Fendrick: As we heard in Dr Weber’s complete introduction, oftentimes we don’t have the answers when we have to make decisions on this issue, but you have articulated, almost in an academic way, the imitation of the bundle payment model. Although these have been discussed for quite some time, it is our impression from the AJMC standpoint that it hasn’t slowed the momentum to see these things moving forward, so limitations notwithstanding, I think these are things that you folks in practice are going to have to deal with head-on. I want to ask 1 last general question of the 3 of you, and just to make a point that may make Dr Weber feel better, this week Governor Jack Markel of Delaware signed a bill limiting patients’ out-of-pocket expenditures for specialty drugs to $150 a month. So you can imagine if these bills go forward (in other states) and we end up pushing the other side of the cost of these agents into premiums and other types of things, it will have certainly a much, much different effect than if patients had to continue to pay 10% or 20% coinsurance every time they got these things prescribed. So there at least is some movement on the state policy front, and some initiatives are actually happening on Capitol Hill as well, to actually see copay relief for specialty drugs, at least with some evidence-based requirements as Dr Malin outlined. I want to ask 1 thing that comes up a lot also for our readers—the issue of Sterigen’s Center of Excellence, and what you thought about the idea of a situation where patients would get better coverage or lower cost-sharing if they went to Centers of Excellence for specific types of cancers? Just theoretically say that the Johnson Center and the Adams Center were designated as Centers of Excellence by payer organizations like Dr Malin’s. Do you think it is a good idea or a bad idea for particularly rare cancers to follow a model that we’ve had in place for transplants for decades?
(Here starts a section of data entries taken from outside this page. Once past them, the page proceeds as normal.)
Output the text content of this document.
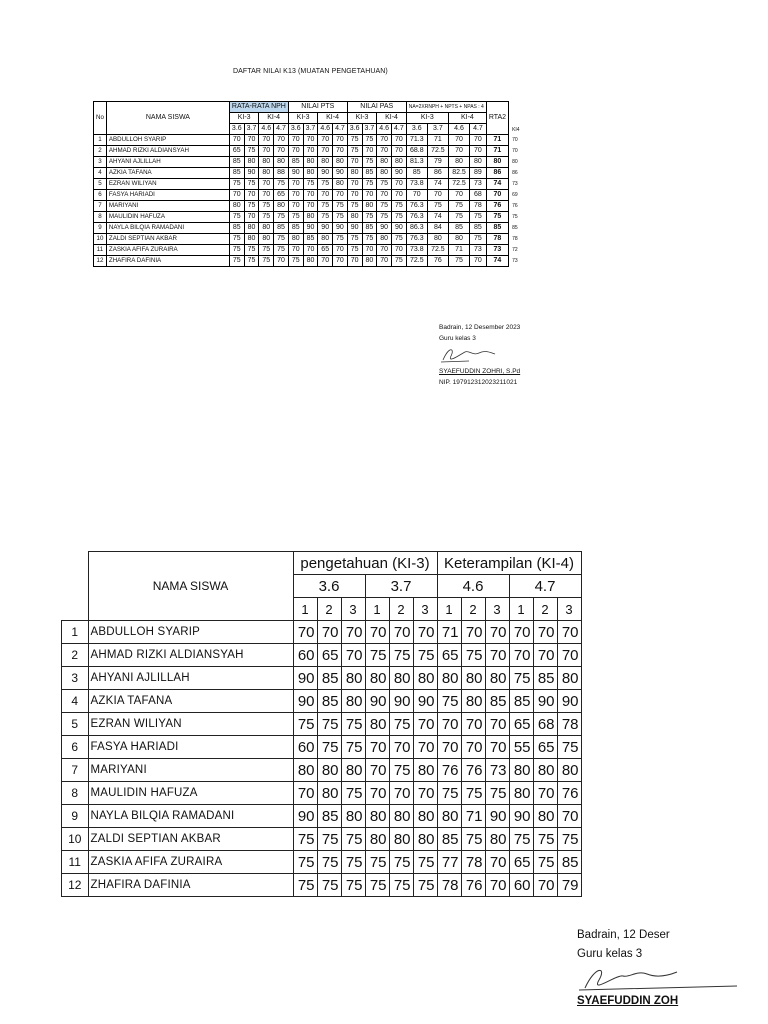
DAFTAR NILAI K13 (MUATAN PENGETAHUAN)
No	NAMA SISWA	RATA-RATA NPH				NILAI PTS				NILAI PAS				NA=2XRNPH + NPTS + NPAS : 4				RTA2	KI4
		KI-3		KI-4		KI-3		KI-4		KI-3		KI-4		KI-3		KI-4			
		3.6	3.7	4.6	4.7	3.6	3.7	4.6	4.7	3.6	3.7	4.6	4.7	3.6	3.7	4.6	4.7		
1	ABDULLOH SYARIP	70	70	70	70	70	70	70	70	75	75	70	70	71.3	71	70	70	71	70
2	AHMAD RIZKI ALDIANSYAH	65	75	70	70	70	70	70	70	75	70	70	70	68.8	72.5	70	70	71	70
3	AHYANI AJLILLAH	85	80	80	80	85	80	80	80	70	75	80	80	81.3	79	80	80	80	80
4	AZKIA TAFANA	85	90	80	88	90	80	90	90	80	85	80	90	85	86	82.5	89	86	86
5	EZRAN WILIYAN	75	75	70	75	70	75	75	80	70	75	75	70	73.8	74	72.5	73	74	73
6	FASYA HARIADI	70	70	70	65	70	70	70	70	70	70	70	70	70	70	70	68	70	69
7	MARIYANI	80	75	75	80	70	70	75	75	75	80	75	75	76.3	75	75	78	76	76
8	MAULIDIN HAFUZA	75	70	75	75	75	80	75	75	80	75	75	75	76.3	74	75	75	75	75
9	NAYLA BILQIA RAMADANI	85	80	80	85	85	90	90	90	90	85	90	90	86.3	84	85	85	85	85
10	ZALDI SEPTIAN AKBAR	75	80	80	75	80	85	80	75	75	75	80	75	76.3	80	80	75	78	78
11	ZASKIA AFIFA ZURAIRA	75	75	75	75	70	70	65	70	75	70	70	70	73.8	72.5	71	73	73	72
12	ZHAFIRA DAFINIA	75	75	75	70	75	80	70	70	70	80	70	75	72.5	76	75	70	74	73
Badrain, 12 Desember 2023
Guru kelas 3
SYAEFUDDIN ZOHRI, S.Pd
NIP. 197912312023211021
	NAMA SISWA	pengetahuan (KI-3)						Keterampilan (KI-4)					
		3.6			3.7			4.6			4.7		
		1	2	3	1	2	3	1	2	3	1	2	3
1	ABDULLOH SYARIP	70	70	70	70	70	70	71	70	70	70	70	70
2	AHMAD RIZKI ALDIANSYAH	60	65	70	75	75	75	65	75	70	70	70	70
3	AHYANI AJLILLAH	90	85	80	80	80	80	80	80	80	75	85	80
4	AZKIA TAFANA	90	85	80	90	90	90	75	80	85	85	90	90
5	EZRAN WILIYAN	75	75	75	80	75	70	70	70	70	65	68	78
6	FASYA HARIADI	60	75	75	70	70	70	70	70	70	55	65	75
7	MARIYANI	80	80	80	70	75	80	76	76	73	80	80	80
8	MAULIDIN HAFUZA	70	80	75	70	70	70	75	75	75	80	70	76
9	NAYLA BILQIA RAMADANI	90	85	80	80	80	80	80	71	90	90	80	70
10	ZALDI SEPTIAN AKBAR	75	75	75	80	80	80	85	75	80	75	75	75
11	ZASKIA AFIFA ZURAIRA	75	75	75	75	75	75	77	78	70	65	75	85
12	ZHAFIRA DAFINIA	75	75	75	75	75	75	78	76	70	60	70	79
Badrain, 12 Deser
Guru kelas 3
SYAEFUDDIN ZOH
Weber: I guess as long as it is legal, I wouldn’t have a problem with seeing more patients and bringing more business to places that excel at what they do. To be honest, if I had a metastatic melanoma and I were living in some rural location in a large state geographically isolated from the large center, I would probably go to the big center, no question.
Fendrick: You would favor benefit designs encouraging that?
Weber: That is an interesting question. My first query, is that actually legal? Can you actually, financially penalize someone for where they choose to get their treatments?